No password reset emails.

No support tickets.

No downtime.

Users simply log in as usual and get upgraded automatically.


Before vs After

Before

  • SHA-256 password hashing
  • Static salt
  • Base64 encoded tokens
  • No token signatures
  • No token expiration
  • No migration strategy

After

  • bcrypt password hashing
  • Unique salt per password
  • bcrypt cost factor of 12
  • Signed JWTs using HS256
  • 15-minute access tokens
  • 7-day refresh tokens
  • Cryptographic token verification
  • Token expiration
  • Automatic password upgrades

Looking at it side-by-side, the difference is quite significant.


Security Improvements Achieved

The migration delivered several immediate improvements.

Unique Salts

Each password now receives its own salt.

Better Brute Force Resistance

bcrypt is intentionally slow.

Attackers hate that.

Developers love that.

Adjustable Security

The cost factor can be increased as hardware improves.

Stronger Authentication

JWTs are now signed and verified cryptographically rather than simply encoded.

Better User Experience

Users never had to reset their passwords.


Lessons Learned

The biggest lesson from this experience wasn't that SHA-256 is bad.

It wasn't.

The lesson was that authentication code tends to sit untouched for years simply because it works.

Once login works, developers rarely revisit it.

But security recommendations evolve.

Hardware evolves.

Attack techniques evolve.

Periodically revisiting old decisions can reveal opportunities for meaningful improvements without requiring a complete rewrite.


Final Thoughts

One thing I enjoy about reviewing existing code is discovering areas where small improvements can have a big impact.

The original implementation wasn't malicious.

It wasn't reckless.

It worked.

But after spending time understanding the trade-offs and modern recommendations, I felt there was a better approach.

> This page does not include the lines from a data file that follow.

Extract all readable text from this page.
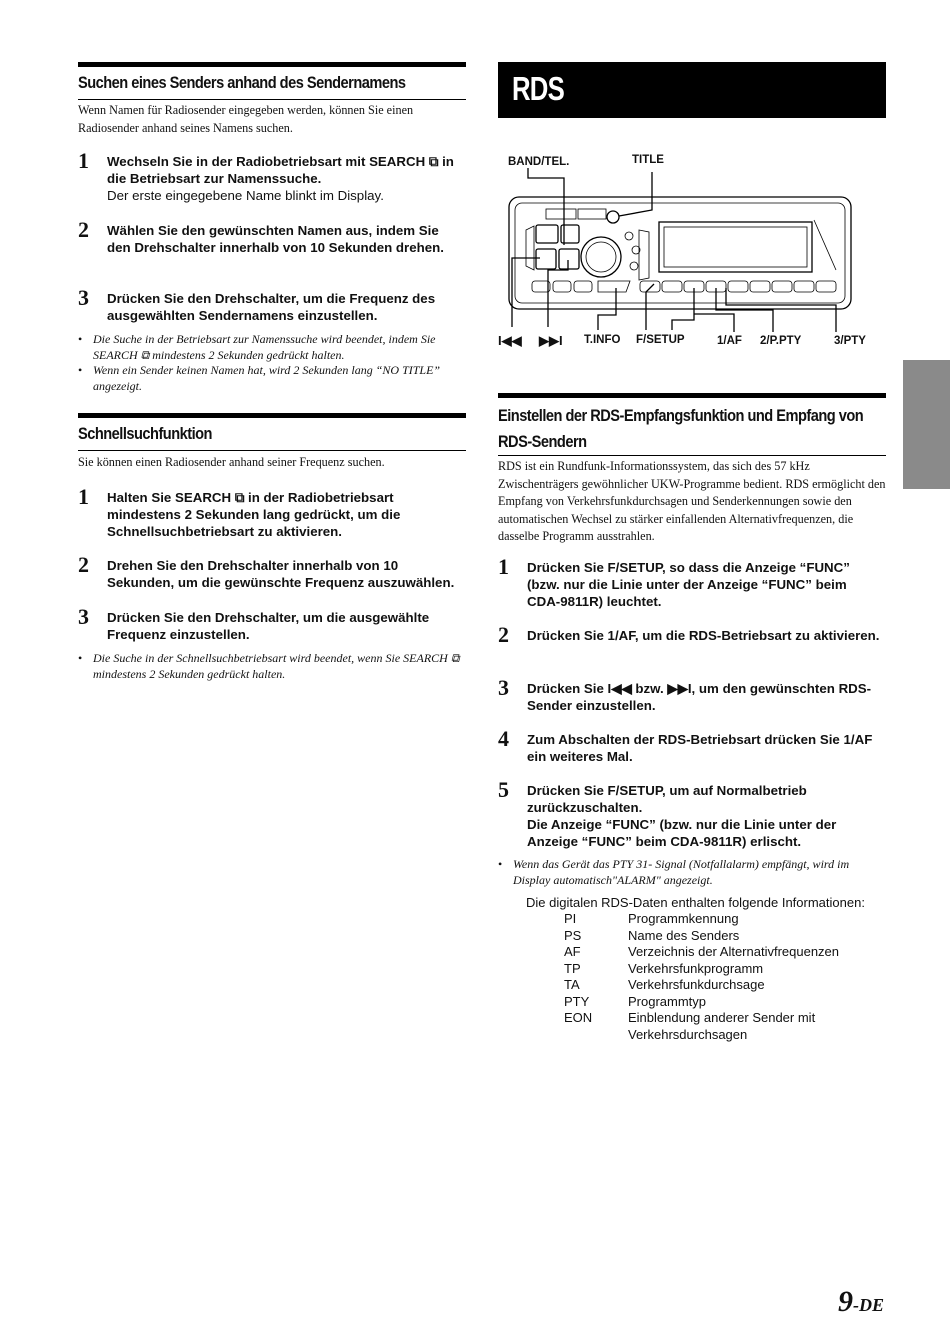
Suchen eines Senders anhand des Sendernamens
Wenn Namen für Radiosender eingegeben werden, können Sie einen Radiosender anhand seines Namens suchen.
1 Wechseln Sie in der Radiobetriebsart mit SEARCH ⧉ in die Betriebsart zur Namenssuche.
Der erste eingegebene Name blinkt im Display.
2 Wählen Sie den gewünschten Namen aus, indem Sie den Drehschalter innerhalb von 10 Sekunden drehen.
3 Drücken Sie den Drehschalter, um die Frequenz des ausgewählten Sendernamens einzustellen.
• Die Suche in der Betriebsart zur Namenssuche wird beendet, indem Sie SEARCH ⧉ mindestens 2 Sekunden gedrückt halten.
• Wenn ein Sender keinen Namen hat, wird 2 Sekunden lang “NO TITLE” angezeigt.
Schnellsuchfunktion
Sie können einen Radiosender anhand seiner Frequenz suchen.
1 Halten Sie SEARCH ⧉ in der Radiobetriebsart mindestens 2 Sekunden lang gedrückt, um die Schnellsuchbetriebsart zu aktivieren.
2 Drehen Sie den Drehschalter innerhalb von 10 Sekunden, um die gewünschte Frequenz auszuwählen.
3 Drücken Sie den Drehschalter, um die ausgewählte Frequenz einzustellen.
• Die Suche in der Schnellsuchbetriebsart wird beendet, wenn Sie SEARCH ⧉ mindestens 2 Sekunden gedrückt halten.
RDS
BAND/TEL.	TITLE
I◀◀ ▶▶I T.INFO F/SETUP	1/AF 2/P.PTY	3/PTY
Einstellen der RDS-Empfangsfunktion und Empfang von RDS-Sendern
RDS ist ein Rundfunk-Informationssystem, das sich des 57 kHz Zwischenträgers gewöhnlicher UKW-Programme bedient. RDS ermöglicht den Empfang von Verkehrsfunkdurchsagen und Senderkennungen sowie den automatischen Wechsel zu stärker einfallenden Alternativfrequenzen, die dasselbe Programm ausstrahlen.
1 Drücken Sie F/SETUP, so dass die Anzeige “FUNC” (bzw. nur die Linie unter der Anzeige “FUNC” beim CDA-9811R) leuchtet.
2 Drücken Sie 1/AF, um die RDS-Betriebsart zu aktivieren.
3 Drücken Sie I◀◀ bzw. ▶▶I, um den gewünschten RDS-Sender einzustellen.
4 Zum Abschalten der RDS-Betriebsart drücken Sie 1/AF ein weiteres Mal.
5 Drücken Sie F/SETUP, um auf Normalbetrieb zurückzuschalten.
Die Anzeige “FUNC” (bzw. nur die Linie unter der Anzeige “FUNC” beim CDA-9811R) erlischt.
• Wenn das Gerät das PTY 31- Signal (Notfallalarm) empfängt, wird im Display automatisch"ALARM" angezeigt.
Die digitalen RDS-Daten enthalten folgende Informationen:
PI	Programmkennung
PS	Name des Senders
AF	Verzeichnis der Alternativfrequenzen
TP	Verkehrsfunkprogramm
TA	Verkehrsfunkdurchsage
PTY	Programmtyp
EON	Einblendung anderer Sender mit
Verkehrsdurchsagen
9-DE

Would I choose Argon2id for a brand-new project today?

Probably.

Was bcrypt the right choice for this project's current environment?

Absolutely.

As developers, we don't need to be security experts to make better security decisions.

Sometimes all it takes is curiosity, a willingness to question old assumptions, and a desire to leave the codebase a little better than we found it.

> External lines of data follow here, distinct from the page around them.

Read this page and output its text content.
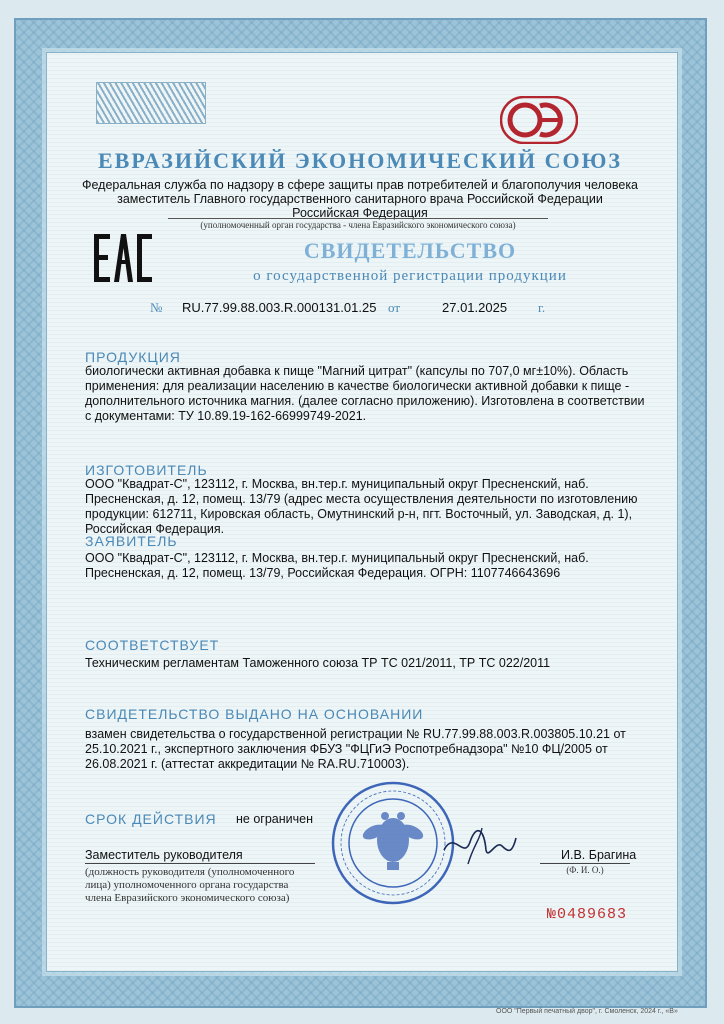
ЕВРАЗИЙСКИЙ ЭКОНОМИЧЕСКИЙ СОЮЗ
Федеральная служба по надзору в сфере защиты прав потребителей и благополучия человека
заместитель Главного государственного санитарного врача Российской Федерации
Российская Федерация
(уполномоченный орган государства - члена Евразийского экономического союза)
СВИДЕТЕЛЬСТВО
о государственной регистрации продукции
№ RU.77.99.88.003.R.000131.01.25 от	27.01.2025 г.
ПРОДУКЦИЯ
биологически активная добавка к пище "Магний цитрат" (капсулы по 707,0 мг±10%). Область применения: для реализации населению в качестве биологически активной добавки к пище - дополнительного источника магния. (далее согласно приложению). Изготовлена в соответствии с документами: ТУ 10.89.19-162-66999749-2021.
ИЗГОТОВИТЕЛЬ
ООО "Квадрат-С", 123112, г. Москва, вн.тер.г. муниципальный округ Пресненский, наб. Пресненская, д. 12, помещ. 13/79 (адрес места осуществления деятельности по изготовлению продукции: 612711, Кировская область, Омутнинский р-н, пгт. Восточный, ул. Заводская, д. 1), Российская Федерация.
ЗАЯВИТЕЛЬ
ООО "Квадрат-С", 123112, г. Москва, вн.тер.г. муниципальный округ Пресненский, наб. Пресненская, д. 12, помещ. 13/79, Российская Федерация. ОГРН: 1107746643696
СООТВЕТСТВУЕТ
Техническим регламентам Таможенного союза ТР ТС 021/2011, ТР ТС 022/2011
СВИДЕТЕЛЬСТВО ВЫДАНО НА ОСНОВАНИИ
взамен свидетельства о государственной регистрации № RU.77.99.88.003.R.003805.10.21 от 25.10.2021 г., экспертного заключения ФБУЗ "ФЦГиЭ Роспотребнадзора" №10 ФЦ/2005 от 26.08.2021 г. (аттестат аккредитации № RA.RU.710003).
СРОК ДЕЙСТВИЯ не ограничен
Заместитель руководителя	И.В. Брагина
(должность руководителя (уполномоченного лица) уполномоченного органа государства члена Евразийского экономического союза)
(Ф. И. О.)
№0489683
ООО "Первый печатный двор", г. Смоленск, 2024 г., «В»
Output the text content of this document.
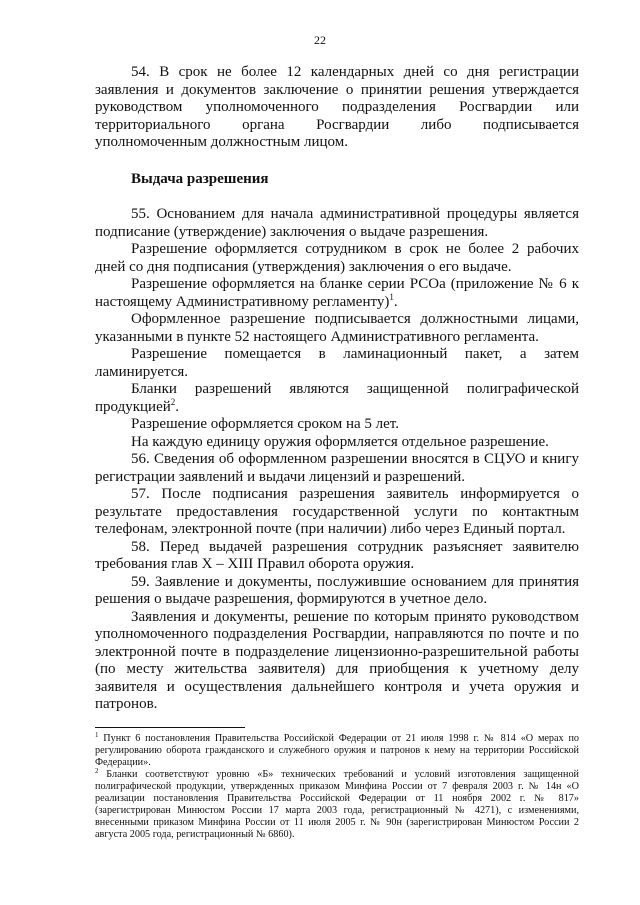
22

54. В срок не более 12 календарных дней со дня регистрации заявления и документов заключение о принятии решения утверждается руководством уполномоченного подразделения Росгвардии или территориального органа Росгвардии либо подписывается уполномоченным должностным лицом.

Выдача разрешения

55. Основанием для начала административной процедуры является подписание (утверждение) заключения о выдаче разрешения.

Разрешение оформляется сотрудником в срок не более 2 рабочих дней со дня подписания (утверждения) заключения о его выдаче.

Разрешение оформляется на бланке серии РСОа (приложение № 6 к настоящему Административному регламенту)$^1$.

Оформленное разрешение подписывается должностными лицами, указанными в пункте 52 настоящего Административного регламента.

Разрешение помещается в ламинационный пакет, а затем ламинируется.

Бланки разрешений являются защищенной полиграфической продукцией$^2$.

Разрешение оформляется сроком на 5 лет.

На каждую единицу оружия оформляется отдельное разрешение.

56. Сведения об оформленном разрешении вносятся в СЦУО и книгу регистрации заявлений и выдачи лицензий и разрешений.

57. После подписания разрешения заявитель информируется о результате предоставления государственной услуги по контактным телефонам, электронной почте (при наличии) либо через Единый портал.

58. Перед выдачей разрешения сотрудник разъясняет заявителю требования глав X – XIII Правил оборота оружия.

59. Заявление и документы, послужившие основанием для принятия решения о выдаче разрешения, формируются в учетное дело.

Заявления и документы, решение по которым принято руководством уполномоченного подразделения Росгвардии, направляются по почте и по электронной почте в подразделение лицензионно-разрешительной работы (по месту жительства заявителя) для приобщения к учетному делу заявителя и осуществления дальнейшего контроля и учета оружия и патронов.

$^1$ Пункт 6 постановления Правительства Российской Федерации от 21 июля 1998 г. № 814 «О мерах по регулированию оборота гражданского и служебного оружия и патронов к нему на территории Российской Федерации».

$^2$ Бланки соответствуют уровню «Б» технических требований и условий изготовления защищенной полиграфической продукции, утвержденных приказом Минфина России от 7 февраля 2003 г. № 14н «О реализации постановления Правительства Российской Федерации от 11 ноября 2002 г. № 817» (зарегистрирован Минюстом России 17 марта 2003 года, регистрационный № 4271), с изменениями, внесенными приказом Минфина России от 11 июля 2005 г. № 90н (зарегистрирован Минюстом России 2 августа 2005 года, регистрационный № 6860).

The most interesting thing about this audit wasn't discovering SHA-256. It was realizing how easy it is for security-related code to remain unchanged for years simply because it works. Authentication code is often written once and rarely revisited. Taking time to periodically review those decisions can reveal opportunities for meaningful improvements without requiring major architectural changes.

For me, this audit started with SHA-256.

It ended with a stronger authentication system, a smoother migration strategy, and a reminder that "working" and "secure" aren't always the same thing.